Dromen van een Europese hoger onderwijs ruimte met een keur aan kwaliteit waren lagen nog vers in het geheugen, maar waren ook uitdagingen voor de zeer nabije toekomst toen ik begon met studeren. Na wat omzwervingen in de studentenbeweging ben ik nu bijna klaar met studeren en ligt er een voorstel voor de tweede ronde van accreditatie. Mijn studietijd was ongeveer de tijdschaal waarop alles beter moest worden. Helaas stonden de afgelopen jaren niet de begrippen Prikkelen, Presteren en Profileren centraal in de discussie over de verbetering van de accreditatie, maar vond er een ordinair gevecht over macht en euro’s plaats. Het resultaat is een voorstel voor een nieuw accreditatiestelsel waar weliswaar goede ideeën inzitten, maar wat de algehele lijn van de ontwikkeling van ons accreditatiestelsel kwijt raakt.

In dit essay schets ik een korte geschiedenis van de accreditatiewetgeving in Nederland, onze samenwerking met Vlaanderen, enkele van mijn ervaringen met betrekking tot accreditatiediscussie als ISO-bestuurslid en mijn blik op de notitie Focus op kwaliteit van Minister Plasterk. Kunnen we straks trots naar Leuven om tien jaar Bologna-vooruitgang te vieren en de volgende tien jaar van vooruitgang in te luiden?

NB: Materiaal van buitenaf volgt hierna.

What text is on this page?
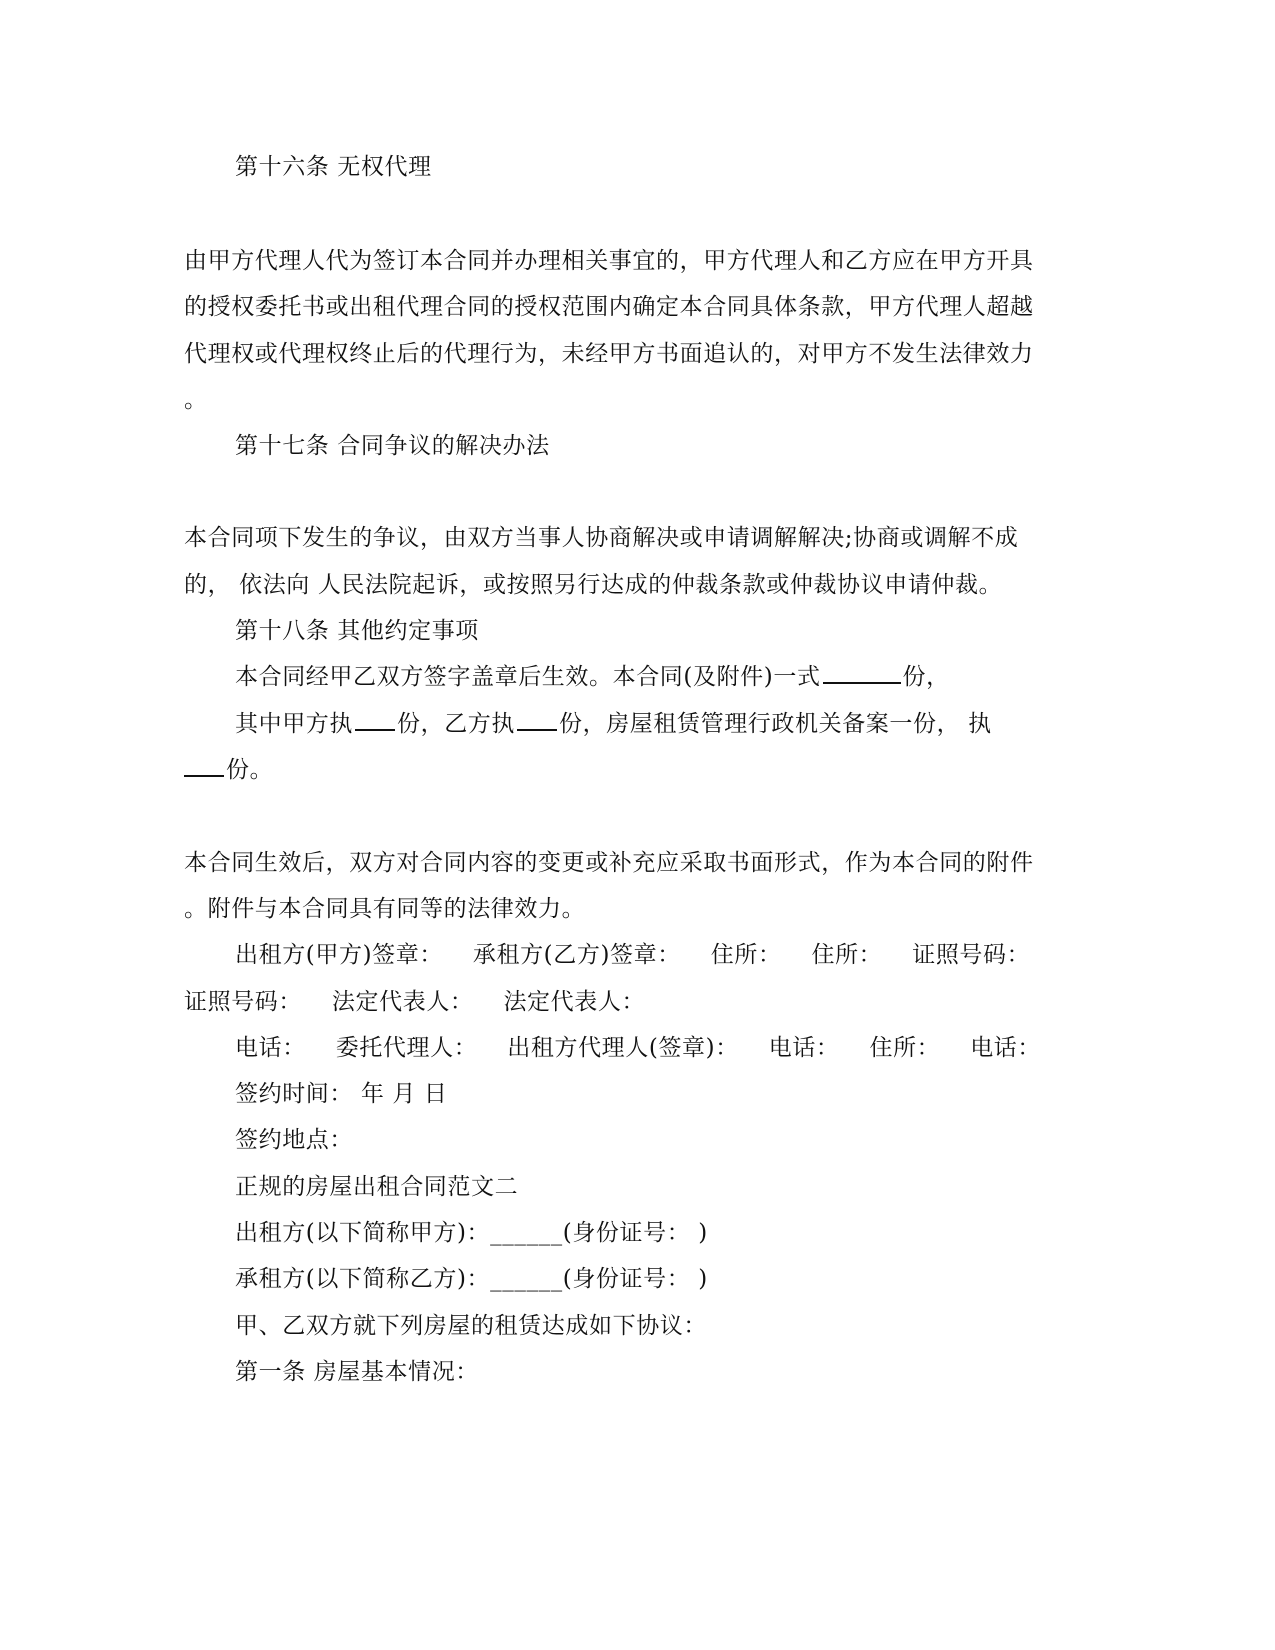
第十六条 无权代理
由甲方代理人代为签订本合同并办理相关事宜的，甲方代理人和乙方应在甲方开具
的授权委托书或出租代理合同的授权范围内确定本合同具体条款，甲方代理人超越
代理权或代理权终止后的代理行为，未经甲方书面追认的，对甲方不发生法律效力
。
第十七条 合同争议的解决办法
本合同项下发生的争议，由双方当事人协商解决或申请调解解决;协商或调解不成
的， 依法向 人民法院起诉，或按照另行达成的仲裁条款或仲裁协议申请仲裁。
第十八条 其他约定事项
本合同经甲乙双方签字盖章后生效。本合同(及附件)一式	份，
其中甲方执 份，乙方执 份，房屋租赁管理行政机关备案一份， 执
份。
本合同生效后，双方对合同内容的变更或补充应采取书面形式，作为本合同的附件
。附件与本合同具有同等的法律效力。
出租方(甲方)签章： 承租方(乙方)签章： 住所： 住所： 证照号码：
证照号码： 法定代表人： 法定代表人：
电话： 委托代理人： 出租方代理人(签章)： 电话： 住所： 电话：
签约时间： 年 月 日
签约地点：
正规的房屋出租合同范文二
出租方(以下简称甲方)：______(身份证号： )
承租方(以下简称乙方)：______(身份证号： )
甲、乙双方就下列房屋的租赁达成如下协议：
第一条 房屋基本情况：
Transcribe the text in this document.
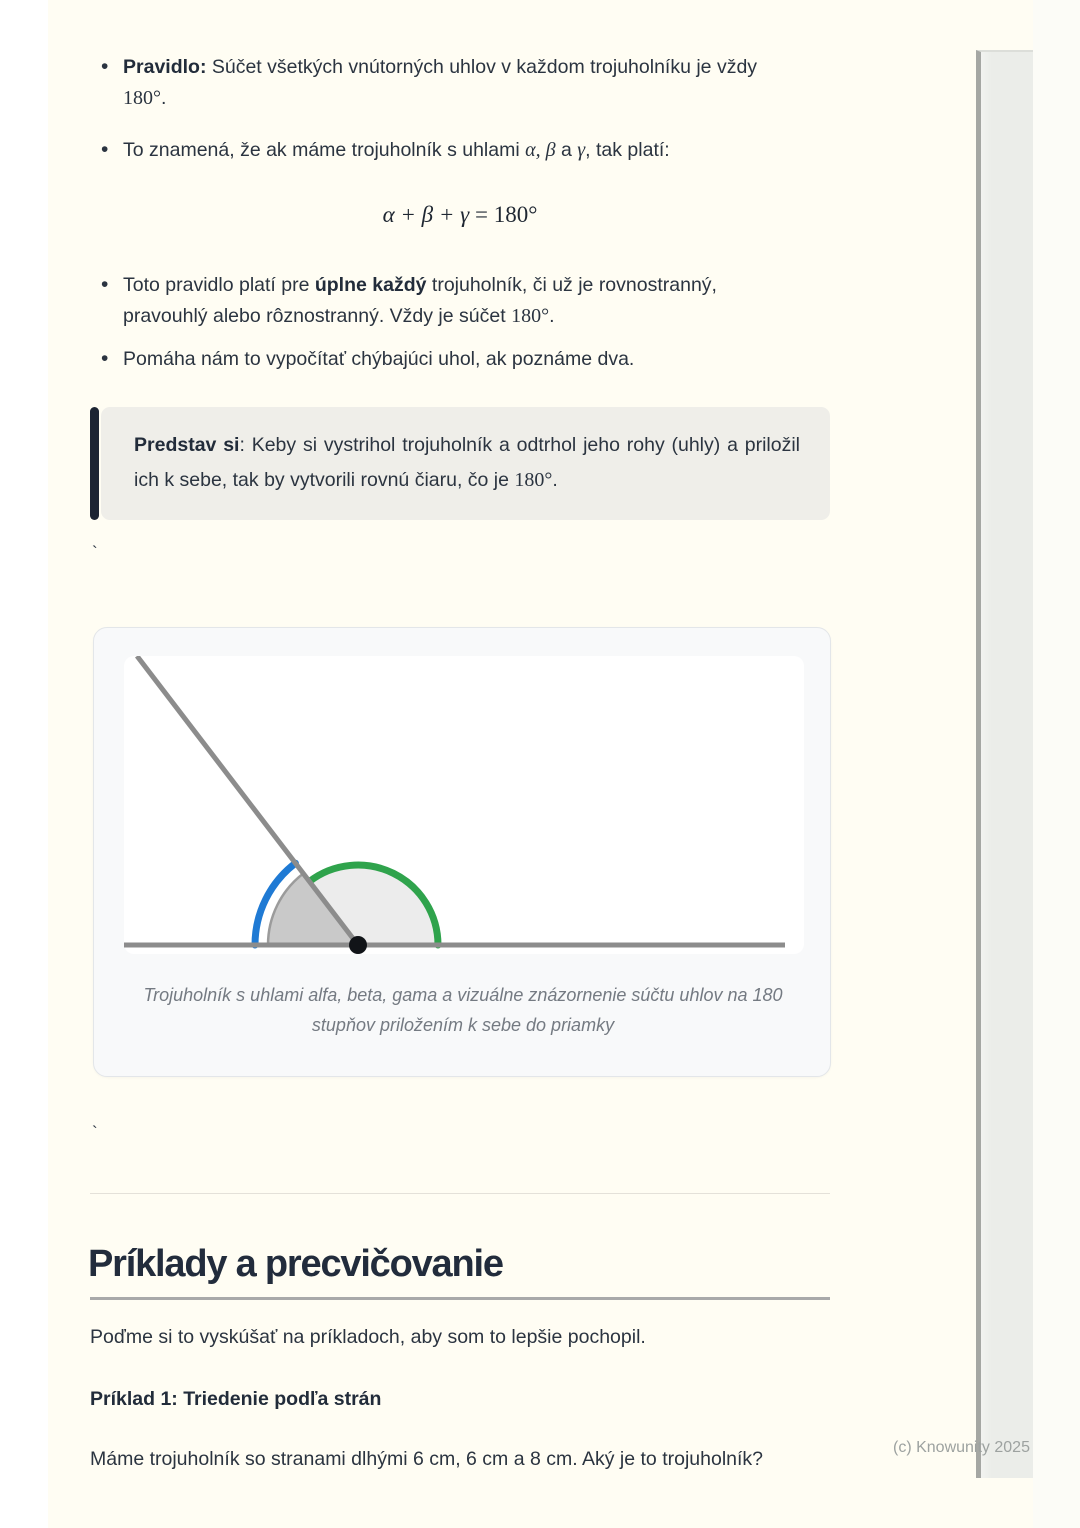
• Pravidlo: Súčet všetkých vnútorných uhlov v každom trojuholníku je vždy 180°.
• To znamená, že ak máme trojuholník s uhlami α, β a γ, tak platí:
α + β + γ = 180°
• Toto pravidlo platí pre úplne každý trojuholník, či už je rovnostranný, pravouhlý alebo rôznostranný. Vždy je súčet 180°.
• Pomáha nám to vypočítať chýbajúci uhol, ak poznáme dva.
Predstav si: Keby si vystrihol trojuholník a odtrhol jeho rohy (uhly) a priložil ich k sebe, tak by vytvorili rovnú čiaru, čo je 180°.
`
Trojuholník s uhlami alfa, beta, gama a vizuálne znázornenie súčtu uhlov na 180 stupňov priložením k sebe do priamky
`
Príklady a precvičovanie
Poďme si to vyskúšať na príkladoch, aby som to lepšie pochopil.
Príklad 1: Triedenie podľa strán
Máme trojuholník so stranami dlhými 6 cm, 6 cm a 8 cm. Aký je to trojuholník?
(c) Knowunity 2025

Geschiedenis en doelstellingen accreditatie

‘Promotion of European cooperation in quality assurance with a view to develop comparable criteria and methodologies.’[i] Zo luidt een van de belangrijke actiepunten in de Bologna-verklaring. Om tot een Europese hoger onderwijs ruimte te komen en transnationale mobiliteit voor studenten mogelijk te maken moest de kwaliteit van het onderwijs in de Bologna-landen transparant worden gemaakt middels een accreditatiestelsel. Volgens de notitie ‘Keur aan kwaliteit’[ii] van toenmalig minister Hermans moest omwille van de flexibiliteit van het accreditatiestelsel de opleiding als accreditatie-eenheid worden gekozen (je kon dan immers ook in het private HO accrediteren). Accreditatie moest duidelijkheid bieden over de basiskwaliteit, maar ook verschillen zichtbaar maken. Daarom moesten na verdere uitwerking van het accreditatiestelsel door de Commissie Kwartiermakers[iii], prikkelen, presteren en profileren centraal stonden.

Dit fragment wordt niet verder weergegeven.